Public Thesis Defense of Qian QIN - IMCN

Chiral sequence-defined oligomers for self-assembly and catalysis by Qian QIN

Lundi 17 mars 2025 à 10h00 – Salle de Serres OCEAN B002, 1 Croix du Sud à 1348 Louvain-la-Neuve

Catalysis is a crucial method for accelerating chemical reactions. In enzymes, the various chemical groups involved in the catalytic site assemble in spatially close positions, leading to optimal stoichiometry for a concerted action. In this context, the goal of this thesis was to design precision oligomers capable to spontaneously self-assemble into supramolecules having a series of synergistic catalytic groups positioned in a reactive pocket designed for the aerobic oxidation of alcohols. For this, sequence-defined poly(triazole-carbamate) oligomeric chains of controlled chirality, equipped with a variety of functional groups, were synthesized. To drive the assembly of the catalytic pocket, two base pairs, guanine (G)/cytosine (C) and 2,6-diaminopyridine derivative (D)/thymine (T), were individually inserted at the ends of two oligomeric strands (hereafter denoted as Oa and Ob).
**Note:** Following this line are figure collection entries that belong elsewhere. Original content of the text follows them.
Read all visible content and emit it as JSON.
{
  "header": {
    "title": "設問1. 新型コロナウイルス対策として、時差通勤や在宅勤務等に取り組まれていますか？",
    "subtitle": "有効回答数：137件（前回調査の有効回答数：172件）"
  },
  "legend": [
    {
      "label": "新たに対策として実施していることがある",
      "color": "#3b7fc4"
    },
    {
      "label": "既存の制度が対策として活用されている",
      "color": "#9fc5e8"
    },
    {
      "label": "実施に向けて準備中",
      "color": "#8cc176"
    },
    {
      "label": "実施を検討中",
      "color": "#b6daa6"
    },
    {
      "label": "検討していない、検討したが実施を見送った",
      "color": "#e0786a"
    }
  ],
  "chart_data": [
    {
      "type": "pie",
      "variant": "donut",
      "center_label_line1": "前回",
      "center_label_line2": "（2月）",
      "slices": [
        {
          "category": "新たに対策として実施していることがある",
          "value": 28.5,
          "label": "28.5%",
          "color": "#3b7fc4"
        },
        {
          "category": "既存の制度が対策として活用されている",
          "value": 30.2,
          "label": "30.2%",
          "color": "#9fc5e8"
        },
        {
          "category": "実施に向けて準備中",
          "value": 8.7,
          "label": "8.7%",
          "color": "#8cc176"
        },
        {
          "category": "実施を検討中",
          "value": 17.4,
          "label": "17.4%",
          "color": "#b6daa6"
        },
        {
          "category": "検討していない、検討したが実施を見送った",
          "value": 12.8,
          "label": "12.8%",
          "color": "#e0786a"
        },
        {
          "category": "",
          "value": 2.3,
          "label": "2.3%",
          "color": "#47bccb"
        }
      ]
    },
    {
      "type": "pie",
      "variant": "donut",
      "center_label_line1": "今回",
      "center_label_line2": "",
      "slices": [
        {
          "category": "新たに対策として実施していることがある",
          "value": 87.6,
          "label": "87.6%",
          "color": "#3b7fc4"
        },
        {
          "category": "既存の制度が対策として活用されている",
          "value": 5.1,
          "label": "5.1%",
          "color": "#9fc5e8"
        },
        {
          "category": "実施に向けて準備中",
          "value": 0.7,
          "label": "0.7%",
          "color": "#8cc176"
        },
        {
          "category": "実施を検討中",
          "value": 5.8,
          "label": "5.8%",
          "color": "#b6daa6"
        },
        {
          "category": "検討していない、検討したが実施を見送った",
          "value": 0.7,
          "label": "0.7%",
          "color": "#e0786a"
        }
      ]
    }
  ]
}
Furthermore, hydrophobic hexyl side-chains (C6) were added at the very end of the chains for improved solubility of the individual chains and stabilization of the assemblies. Then, cooperative catalytic groups, including Tempo (2,2,6,6-tetramethylpiperidinyl-1-oxy, M), pyridine (P) and imidazole (I), were distributed between the two complementary oligomers with different distributions being tested. Whereas Oa always consisted of a C6GMPTC6 sequence, three complementary strands were made, Ob1 (C6CI’IPDC6 sequence), Ob2 (C6CIIDC6 sequence) or Ob3 (C6CIPDC6 sequence). These complementary chains self-assembled into a dynamic library of poly(oligomers) and their catalytic activity was investigated on a range of alcohols. In the dynamic library, di(oligomeric) cycles were found to strongly dominate the catalytic behavior, especially at low dilutions, provided the two chains together comprise all the needed elements for catalysis as was the case for the Oa/Ob1 system. In contrast, the absence of a single cooperative catalytic group led to a significant drop in catalytic activity, as was the case for the Oa/Ob2 and Oa/Ob3 systems. The formation of stable di(oligomeric) cycles was demonstrated by NMR diffusion experiments and could be reproduced by a mathematical model involving the many equilibrium equations existing in the dynamic library. The model also allowed us to predict the catalytic properties and to identify key requirements for improving further the catalytic activity.
Jury members:
Prof. Alain Jonas (UCLouvain, BE), supervisor
Prof. Karine Glinel (UCLouvain, BE), supervisor
Prof. Jean-François Gohy (UCLouvain, BE), chairperson
Prof. Charles-André Fustin (UCLouvain, BE), secretary
Prof. Anja Palmans (Tu/e, NL)
Dr. Antony Fernandes (Certech, BE)
Dr. Jie Li (BUCT, CHN)
Pay attention: the public defense of Qian QIN will also take place in the form of a videoconference.